For those that think Georgia State Parks do not have tough terrain, try running on the Coosa Backcountry Trail. This trail starts in Vogel State Park and follows a loop out of the park and into the Chattahoochee National Forest. The first half of the trail is equally easy and beautiful, a gentle descent through canopied forests. However, after mile 3.5 you climb for 3 miles, and it feels like you don’t really stop. At the peak of this climb, you’ll intersect with the Duncan Ridge Trail, where the trail opens up and the surrounding trees seem to tunnel as you descend to Wolf Pen Gap. After another arduous climb, you descend back into the valley of Vogel State Park.
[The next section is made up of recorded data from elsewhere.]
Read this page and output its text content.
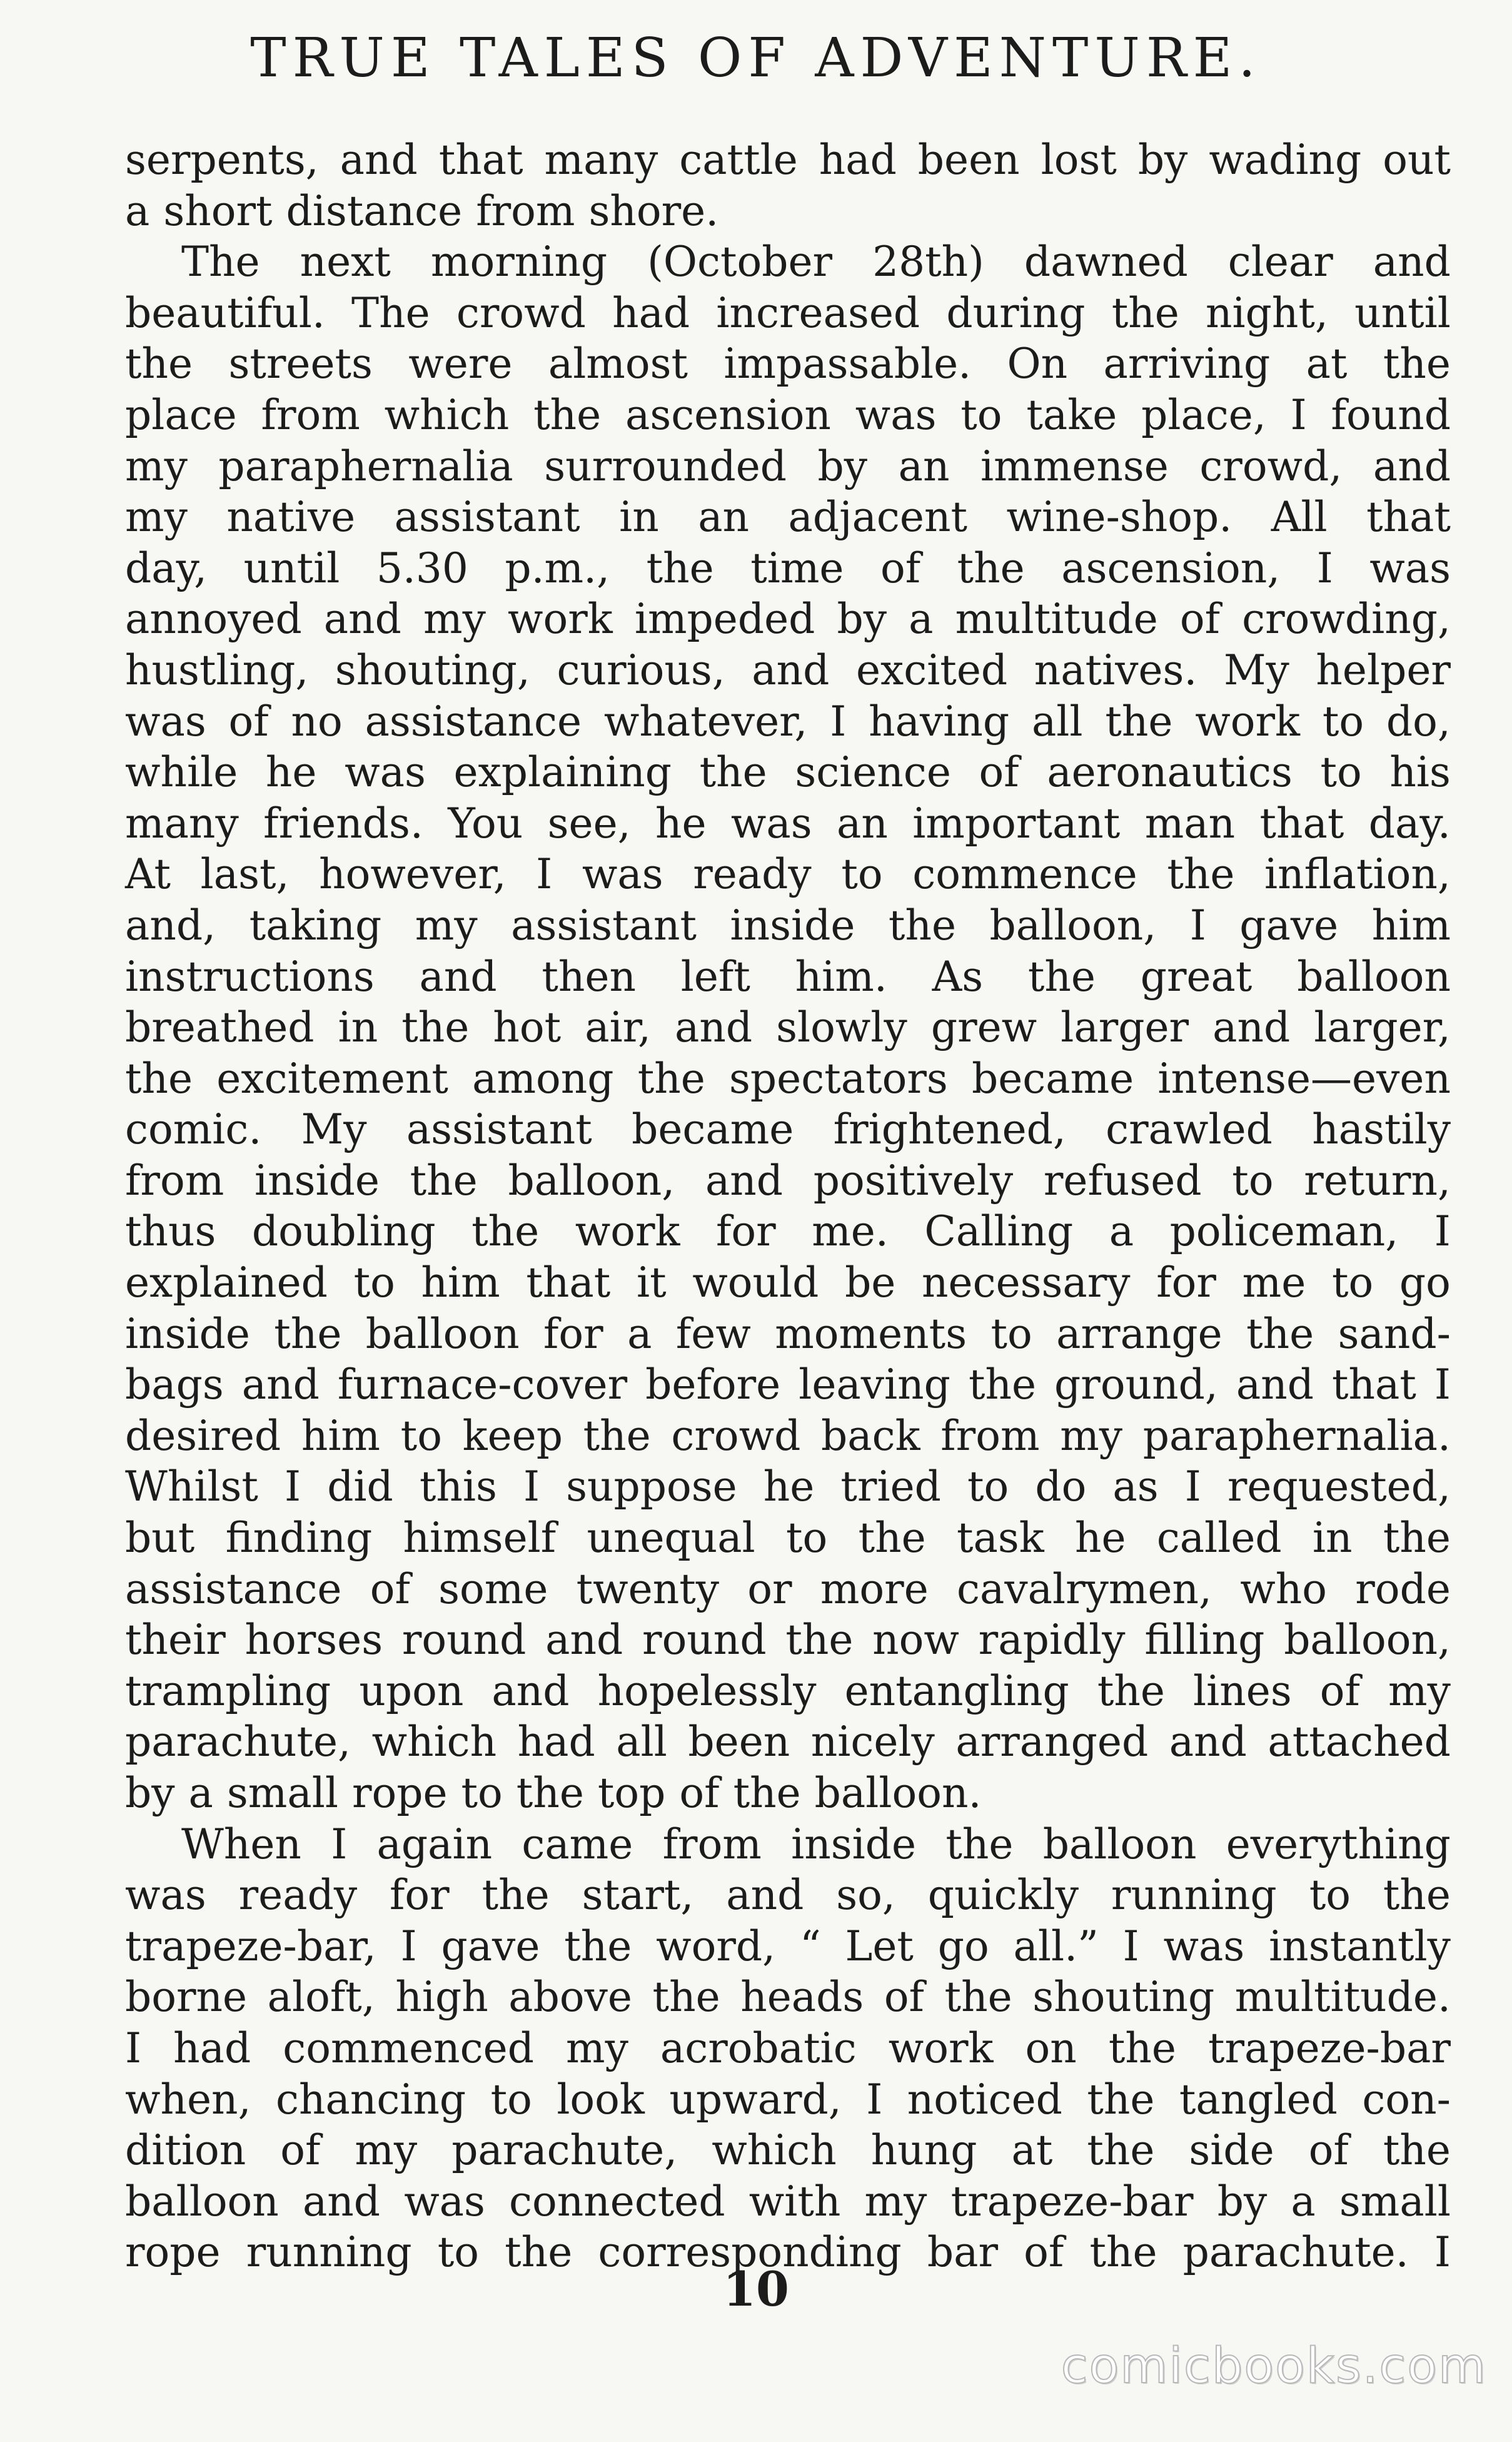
TRUE TALES OF ADVENTURE.
serpents, and that many cattle had been lost by wading out
a short distance from shore.
The next morning (October 28th) dawned clear and
beautiful. The crowd had increased during the night, until
the streets were almost impassable. On arriving at the
place from which the ascension was to take place, I found
my paraphernalia surrounded by an immense crowd, and
my native assistant in an adjacent wine-shop. All that
day, until 5.30 p.m., the time of the ascension, I was
annoyed and my work impeded by a multitude of crowding,
hustling, shouting, curious, and excited natives. My helper
was of no assistance whatever, I having all the work to do,
while he was explaining the science of aeronautics to his
many friends. You see, he was an important man that day.
At last, however, I was ready to commence the inflation,
and, taking my assistant inside the balloon, I gave him
instructions and then left him. As the great balloon
breathed in the hot air, and slowly grew larger and larger,
the excitement among the spectators became intense—even
comic. My assistant became frightened, crawled hastily
from inside the balloon, and positively refused to return,
thus doubling the work for me. Calling a policeman, I
explained to him that it would be necessary for me to go
inside the balloon for a few moments to arrange the sand-
bags and furnace-cover before leaving the ground, and that I
desired him to keep the crowd back from my paraphernalia.
Whilst I did this I suppose he tried to do as I requested,
but finding himself unequal to the task he called in the
assistance of some twenty or more cavalrymen, who rode
their horses round and round the now rapidly filling balloon,
trampling upon and hopelessly entangling the lines of my
parachute, which had all been nicely arranged and attached
by a small rope to the top of the balloon.
When I again came from inside the balloon everything
was ready for the start, and so, quickly running to the
trapeze-bar, I gave the word, “ Let go all.” I was instantly
borne aloft, high above the heads of the shouting multitude.
I had commenced my acrobatic work on the trapeze-bar
when, chancing to look upward, I noticed the tangled con-
dition of my parachute, which hung at the side of the
balloon and was connected with my trapeze-bar by a small
rope running to the corresponding bar of the parachute. I
10
comicbooks.com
Upon completing the 12.9-mile trail, you’ve run three peaks and clocked more than 5,000 feet of elevation.

6. Benton MacKaye Trail

Springer Mountain marks the start of the Appalachian Trail.
Springer Mountain marks the start of the Appalachian Trail. Phillip Bradshaw

A favorite trail for running greats in Atlanta such as Mike Cosentino of Big Peach Running and Jason Greene of Yeti Trail Runners, the 300-mile Benton MacKaye Trail runs from Springer Mountain to the Great Smoky Mountains on rural terrain that begs to be discovered. These trails are for the seasoned trail runner, as many lead through remote backcountry. A few favorite sections is the descent from Springer Mountain, or the trail sections outside of Blue Ridge, Georgia. Running from the Toccoa River offers picturesque views of the Swinging Bridge, or access the trail from Highway 60 for solid 5 mile point-to-point runs with gradual inclines and moderate descents.